The dynamics and challenges of traffic will continue to evolve alongside technological advancements. State control methods have shifted from harsh and visible approaches to more subtle and unseen techniques. The state's adoption of new methods in traffic law enforcement introduces a distinct form of power. Through Michel Foucault's concept of the panopticon, ETLE (Electronic Traffic Law Enforcement) cameras are viewed as instruments of surveillance, designed as integral components of an active law enforcement policy. The research aims to analyze the mechanisms of discipline enacted through the ETLE policy on traffic behavior, utilizing a focal analysis of Michel Foucault's disciplinary power and panopticon. The theoretical framework underpinning this study is disciplinary power, comprising three core instruments: hierarchical observation, normalizing judgment, and the examination. This theory forms the foundation for supporting the analysis of Foucault's panopticon concept.
This study employs a qualitative research design focusing on a current issue. It is primarily a literature review, conducted through several stages: preparation, data collection, data classification, data analysis, and critical evaluation. The analysis is performed using methodical elements of description, interpretation, heuristics, and critical reflection. The formal object of this research is Michel Foucault's theory of disciplinary power, viewed through the lens of the panopticon, while the material object is the electronic traffic ticketing (ETLE) policy.

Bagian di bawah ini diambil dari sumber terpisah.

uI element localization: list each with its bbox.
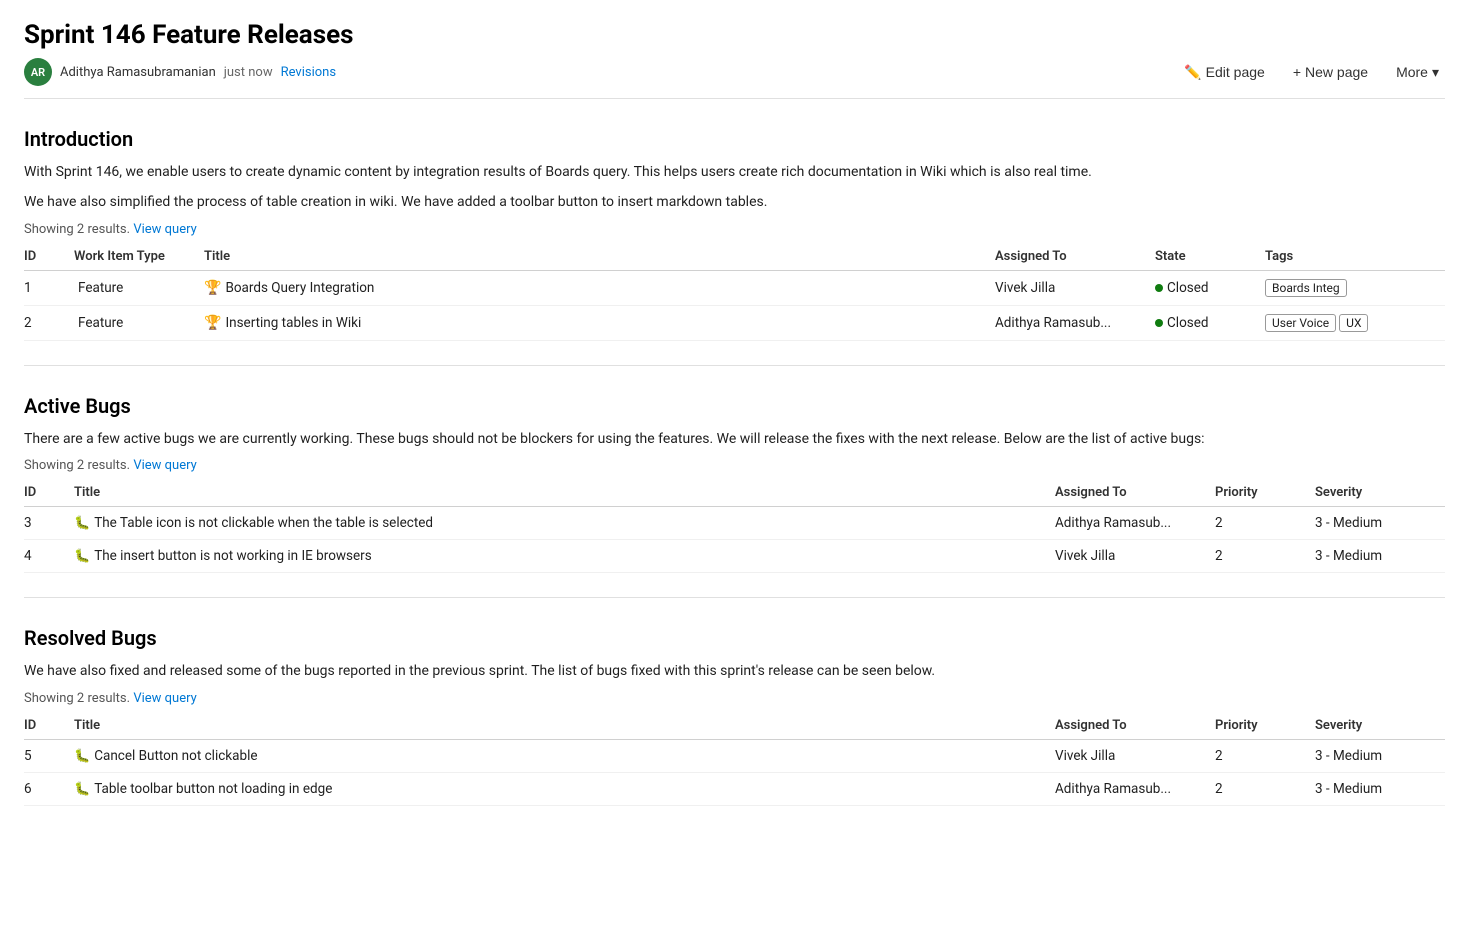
cell-title: 🐛Table toolbar button not loading in edg…: [74, 772, 1055, 805]
active-bugs-view-query[interactable]: View query: [133, 458, 196, 473]
cell-assigned: Vivek Jilla: [1055, 540, 1215, 573]
status-dot: [1155, 319, 1163, 327]
intro-col-title: Title: [204, 243, 995, 271]
rb-col-priority: Priority: [1215, 712, 1315, 740]
cell-title: 🏆Inserting tables in Wiki: [204, 305, 995, 340]
page-wrapper: Sprint 146 Feature Releases AR Adithya R…: [0, 0, 1469, 854]
avatar: AR: [24, 58, 52, 86]
more-button[interactable]: More ▾: [1390, 60, 1445, 85]
bug-icon: 🐛: [74, 782, 90, 797]
tag-badge: Boards Integ: [1265, 279, 1347, 297]
ab-col-title: Title: [74, 479, 1055, 507]
new-page-button[interactable]: + New page: [1287, 60, 1374, 84]
revisions-link[interactable]: Revisions: [281, 65, 336, 80]
table-row: 4 🐛The insert button is not working in I…: [24, 540, 1445, 573]
cell-title: 🏆Boards Query Integration: [204, 270, 995, 305]
rb-col-title: Title: [74, 712, 1055, 740]
intro-col-state: State: [1155, 243, 1265, 271]
resolved-bugs-heading: Resolved Bugs: [24, 626, 1445, 650]
intro-col-tags: Tags: [1265, 243, 1445, 271]
intro-col-id: ID: [24, 243, 74, 271]
pencil-icon: ✏️: [1184, 64, 1201, 81]
tag-badge: UX: [1339, 314, 1368, 332]
cell-state: Closed: [1155, 270, 1265, 305]
cell-assigned: Adithya Ramasub...: [1055, 772, 1215, 805]
meta-time: just now: [224, 65, 273, 80]
meta-author: Adithya Ramasubramanian: [60, 65, 216, 80]
cell-title: 🐛The Table icon is not clickable when th…: [74, 507, 1055, 540]
meta-bar: AR Adithya Ramasubramanian just now Revi…: [24, 58, 1445, 99]
table-row: 5 🐛Cancel Button not clickable Vivek Jil…: [24, 739, 1445, 772]
cell-id: 4: [24, 540, 74, 573]
cell-type: Feature: [74, 305, 204, 340]
bug-icon: 🐛: [74, 516, 90, 531]
cell-severity: 3 - Medium: [1315, 739, 1445, 772]
table-row: 1 Feature 🏆Boards Query Integration Vive…: [24, 270, 1445, 305]
table-row: 6 🐛Table toolbar button not loading in e…: [24, 772, 1445, 805]
cell-id: 5: [24, 739, 74, 772]
cell-assigned: Vivek Jilla: [1055, 739, 1215, 772]
ab-col-priority: Priority: [1215, 479, 1315, 507]
table-row: 3 🐛The Table icon is not clickable when …: [24, 507, 1445, 540]
introduction-showing: Showing 2 results. View query: [24, 222, 1445, 237]
cell-title: 🐛The insert button is not working in IE …: [74, 540, 1055, 573]
introduction-view-query[interactable]: View query: [133, 222, 196, 237]
plus-icon: +: [1293, 64, 1301, 80]
resolved-bugs-table: ID Title Assigned To Priority Severity 5…: [24, 712, 1445, 806]
resolved-bugs-view-query[interactable]: View query: [133, 691, 196, 706]
cell-severity: 3 - Medium: [1315, 540, 1445, 573]
cell-id: 2: [24, 305, 74, 340]
introduction-para2: We have also simplified the process of t…: [24, 191, 1445, 213]
divider-1: [24, 365, 1445, 366]
intro-col-type: Work Item Type: [74, 243, 204, 271]
cell-id: 3: [24, 507, 74, 540]
bug-icon: 🐛: [74, 549, 90, 564]
trophy-icon: 🏆: [204, 315, 221, 331]
cell-tags: User VoiceUX: [1265, 305, 1445, 340]
resolved-bugs-showing: Showing 2 results. View query: [24, 691, 1445, 706]
cell-assigned: Adithya Ramasub...: [995, 305, 1155, 340]
introduction-table: ID Work Item Type Title Assigned To Stat…: [24, 243, 1445, 341]
cell-priority: 2: [1215, 507, 1315, 540]
toolbar-right: ✏️ Edit page + New page More ▾: [1178, 60, 1445, 85]
divider-2: [24, 597, 1445, 598]
ab-col-id: ID: [24, 479, 74, 507]
cell-severity: 3 - Medium: [1315, 772, 1445, 805]
cell-state: Closed: [1155, 305, 1265, 340]
cell-type: Feature: [74, 270, 204, 305]
page-title: Sprint 146 Feature Releases: [24, 20, 1445, 50]
rb-col-id: ID: [24, 712, 74, 740]
cell-severity: 3 - Medium: [1315, 507, 1445, 540]
edit-page-button[interactable]: ✏️ Edit page: [1178, 60, 1271, 85]
resolved-bugs-para1: We have also fixed and released some of …: [24, 660, 1445, 682]
ab-col-severity: Severity: [1315, 479, 1445, 507]
active-bugs-para1: There are a few active bugs we are curre…: [24, 428, 1445, 450]
introduction-heading: Introduction: [24, 127, 1445, 151]
rb-col-severity: Severity: [1315, 712, 1445, 740]
cell-id: 1: [24, 270, 74, 305]
cell-assigned: Adithya Ramasub...: [1055, 507, 1215, 540]
cell-priority: 2: [1215, 739, 1315, 772]
active-bugs-heading: Active Bugs: [24, 394, 1445, 418]
active-bugs-showing: Showing 2 results. View query: [24, 458, 1445, 473]
cell-tags: Boards Integ: [1265, 270, 1445, 305]
bug-icon: 🐛: [74, 749, 90, 764]
ab-col-assigned: Assigned To: [1055, 479, 1215, 507]
introduction-para1: With Sprint 146, we enable users to crea…: [24, 161, 1445, 183]
cell-assigned: Vivek Jilla: [995, 270, 1155, 305]
cell-title: 🐛Cancel Button not clickable: [74, 739, 1055, 772]
intro-col-assigned: Assigned To: [995, 243, 1155, 271]
trophy-icon: 🏆: [204, 280, 221, 296]
cell-priority: 2: [1215, 540, 1315, 573]
chevron-down-icon: ▾: [1432, 64, 1439, 81]
table-row: 2 Feature 🏆Inserting tables in Wiki Adit…: [24, 305, 1445, 340]
rb-col-assigned: Assigned To: [1055, 712, 1215, 740]
active-bugs-table: ID Title Assigned To Priority Severity 3…: [24, 479, 1445, 573]
cell-priority: 2: [1215, 772, 1315, 805]
cell-id: 6: [24, 772, 74, 805]
status-dot: [1155, 284, 1163, 292]
tag-badge: User Voice: [1265, 314, 1336, 332]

This research yielded two primary findings, first, knowledge enables disciplinary power through the ETLE system. This disciplinary power operates through three key instruments: hierarchical observation, where ETLE cameras serve as constant surveillance tools to cultivate compliance and train individuals in traffic adherence; normalizing judgment, which categorizes drivers based on ETLE violation types and corresponding sanctions; and the examination, demonstrating power's capacity for surveillance, classification, and documentation of drivers as maintained in the ETLE database. Second, the panopticon mechanism within ETLE indicates that the ETLE policy positively influences and correlates with increased public compliance, awareness, and traffic habits, primarily through the surveillance effect that cultivates internalized discipline. However, the panopticon concept in the ETLE system exhibits limitations regarding the surveillance range of its cameras.
Kata Kunci : Tilang elektronik, ETLE, panopticon, kekuasaan disipliner, Michel Foucault.